Most bankers know this concept but perhaps y'all State legislators not so much...
Maturity Mismatch:
"Banks and other financial institutions often borrow money which... involves short-term liabilities (like checking accounts or overnight loans). They then use these funds to make longer-term loans to individuals and businesses, such as mortgages, auto loans, or business loans"
An example: Broward's bank borrows $100K in 1-year Treasuries at 4% interest and then loans it to Hungry Homeowner for 30-years at 7%. Sweet! I'm making a 3% annual profit and donate cash to your election campaign!
Then rates rise and I rollover my 1-year loan at 5%.

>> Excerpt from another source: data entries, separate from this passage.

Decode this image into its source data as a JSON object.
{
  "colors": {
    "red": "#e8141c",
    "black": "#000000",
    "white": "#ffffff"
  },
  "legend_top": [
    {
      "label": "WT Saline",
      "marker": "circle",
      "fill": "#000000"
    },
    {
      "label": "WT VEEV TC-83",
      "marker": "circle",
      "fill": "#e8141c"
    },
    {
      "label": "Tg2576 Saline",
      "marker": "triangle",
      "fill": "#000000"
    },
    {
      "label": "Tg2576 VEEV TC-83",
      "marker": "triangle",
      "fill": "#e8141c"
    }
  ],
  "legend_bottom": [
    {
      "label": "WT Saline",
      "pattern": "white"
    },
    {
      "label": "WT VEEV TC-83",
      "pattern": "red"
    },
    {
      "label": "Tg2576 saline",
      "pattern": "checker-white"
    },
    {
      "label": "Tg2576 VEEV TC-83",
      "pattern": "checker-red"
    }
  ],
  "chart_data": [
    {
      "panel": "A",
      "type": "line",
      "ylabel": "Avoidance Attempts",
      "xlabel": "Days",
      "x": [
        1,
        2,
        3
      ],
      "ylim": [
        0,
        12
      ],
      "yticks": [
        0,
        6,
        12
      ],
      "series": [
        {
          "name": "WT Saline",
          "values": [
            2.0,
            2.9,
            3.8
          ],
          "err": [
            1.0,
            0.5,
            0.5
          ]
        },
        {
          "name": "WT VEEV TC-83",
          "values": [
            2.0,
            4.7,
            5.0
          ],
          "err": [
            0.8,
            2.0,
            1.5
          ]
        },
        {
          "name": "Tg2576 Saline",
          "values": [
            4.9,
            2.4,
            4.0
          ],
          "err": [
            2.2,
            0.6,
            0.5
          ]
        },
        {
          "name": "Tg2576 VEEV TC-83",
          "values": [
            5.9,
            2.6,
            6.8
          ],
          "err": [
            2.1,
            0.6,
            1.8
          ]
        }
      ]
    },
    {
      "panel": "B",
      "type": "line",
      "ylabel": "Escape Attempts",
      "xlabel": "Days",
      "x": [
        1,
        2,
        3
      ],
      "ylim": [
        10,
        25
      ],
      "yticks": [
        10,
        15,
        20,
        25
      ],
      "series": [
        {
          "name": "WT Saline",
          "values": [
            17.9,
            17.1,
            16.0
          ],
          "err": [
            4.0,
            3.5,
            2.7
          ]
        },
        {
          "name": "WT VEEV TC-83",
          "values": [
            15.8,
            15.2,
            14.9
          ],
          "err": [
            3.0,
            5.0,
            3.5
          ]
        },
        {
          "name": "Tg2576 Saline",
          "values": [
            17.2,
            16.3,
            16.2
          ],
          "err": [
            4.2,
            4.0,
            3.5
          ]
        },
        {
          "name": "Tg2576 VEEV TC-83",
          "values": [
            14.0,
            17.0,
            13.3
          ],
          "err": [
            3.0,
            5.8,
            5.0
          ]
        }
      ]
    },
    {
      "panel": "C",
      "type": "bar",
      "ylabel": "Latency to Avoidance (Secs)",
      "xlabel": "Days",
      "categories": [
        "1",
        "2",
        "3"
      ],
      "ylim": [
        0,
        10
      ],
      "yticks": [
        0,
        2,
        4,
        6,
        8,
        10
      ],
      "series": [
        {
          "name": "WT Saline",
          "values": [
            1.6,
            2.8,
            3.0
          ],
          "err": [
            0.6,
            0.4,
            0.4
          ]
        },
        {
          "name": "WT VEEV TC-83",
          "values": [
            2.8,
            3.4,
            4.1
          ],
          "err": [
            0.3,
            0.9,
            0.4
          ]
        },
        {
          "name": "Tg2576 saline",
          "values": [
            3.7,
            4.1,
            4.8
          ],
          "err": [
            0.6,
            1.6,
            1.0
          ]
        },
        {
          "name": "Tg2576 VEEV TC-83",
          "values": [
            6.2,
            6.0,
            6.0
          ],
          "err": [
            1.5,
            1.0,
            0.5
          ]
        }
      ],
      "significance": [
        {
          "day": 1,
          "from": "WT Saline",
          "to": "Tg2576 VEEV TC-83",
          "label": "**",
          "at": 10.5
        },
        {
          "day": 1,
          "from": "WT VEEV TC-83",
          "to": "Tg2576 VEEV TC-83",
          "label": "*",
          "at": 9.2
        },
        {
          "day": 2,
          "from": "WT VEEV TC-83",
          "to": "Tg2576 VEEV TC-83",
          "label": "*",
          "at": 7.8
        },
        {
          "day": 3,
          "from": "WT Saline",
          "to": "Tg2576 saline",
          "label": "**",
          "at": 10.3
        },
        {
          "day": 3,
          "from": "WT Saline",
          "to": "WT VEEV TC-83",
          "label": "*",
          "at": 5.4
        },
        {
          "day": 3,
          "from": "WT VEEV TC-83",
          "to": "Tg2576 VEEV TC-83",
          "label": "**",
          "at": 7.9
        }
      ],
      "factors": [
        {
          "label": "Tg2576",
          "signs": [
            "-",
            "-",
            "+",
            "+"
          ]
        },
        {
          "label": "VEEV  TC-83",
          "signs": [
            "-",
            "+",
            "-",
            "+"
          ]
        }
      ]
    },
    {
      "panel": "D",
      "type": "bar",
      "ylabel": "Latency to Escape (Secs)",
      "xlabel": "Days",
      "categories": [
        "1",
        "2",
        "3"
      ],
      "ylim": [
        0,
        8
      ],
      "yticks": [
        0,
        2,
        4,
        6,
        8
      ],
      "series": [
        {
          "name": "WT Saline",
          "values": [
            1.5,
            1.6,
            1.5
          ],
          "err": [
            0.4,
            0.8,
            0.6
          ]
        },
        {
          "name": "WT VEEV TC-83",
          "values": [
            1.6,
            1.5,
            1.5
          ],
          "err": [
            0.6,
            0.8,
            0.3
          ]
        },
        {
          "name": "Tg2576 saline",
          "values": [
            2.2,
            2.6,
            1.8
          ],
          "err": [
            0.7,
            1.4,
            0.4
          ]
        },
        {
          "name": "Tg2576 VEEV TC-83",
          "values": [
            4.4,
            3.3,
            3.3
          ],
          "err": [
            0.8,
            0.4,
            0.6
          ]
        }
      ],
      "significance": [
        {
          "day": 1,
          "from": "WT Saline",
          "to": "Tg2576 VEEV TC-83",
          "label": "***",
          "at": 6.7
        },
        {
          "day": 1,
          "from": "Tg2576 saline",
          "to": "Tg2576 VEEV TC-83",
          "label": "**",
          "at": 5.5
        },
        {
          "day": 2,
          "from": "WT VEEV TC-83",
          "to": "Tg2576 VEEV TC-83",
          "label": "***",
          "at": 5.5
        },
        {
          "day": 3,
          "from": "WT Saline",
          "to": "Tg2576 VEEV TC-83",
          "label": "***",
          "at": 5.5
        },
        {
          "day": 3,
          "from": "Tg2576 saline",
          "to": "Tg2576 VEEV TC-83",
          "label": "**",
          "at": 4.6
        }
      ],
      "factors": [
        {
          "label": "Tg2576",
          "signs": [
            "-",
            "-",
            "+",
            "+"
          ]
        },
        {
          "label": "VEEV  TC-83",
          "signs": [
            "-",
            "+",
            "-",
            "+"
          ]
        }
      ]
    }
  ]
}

Still sweet, I'm profiting 2% per year and still donate a bit.
Then around year 5, short-term rates hit 8%. Yikes, now I'm losing 1% after rollover. Year. After year. Until finally... KA-BOOM and no donation for YOU! Savings and Loan collapse of the 1980s.
Federal Government is essentially a gigantic Savings and Loan now, with $9 trillion in short-term treasuries to refinance in the next year. They borrowed short (treasuries) and loaned long (Social Security, Medicare, etc). They're struggling to keep the 10-year treasury within a 4% to 5% range to prevent a hyperinflationary feedback loop, although, like Biden's fake inauguration, nobody is supposed to mention this to the common folk.

Keep this in mind when voting on legislation. The banker that funds your campaign today might be tomorrow's Silicon Valley Bank.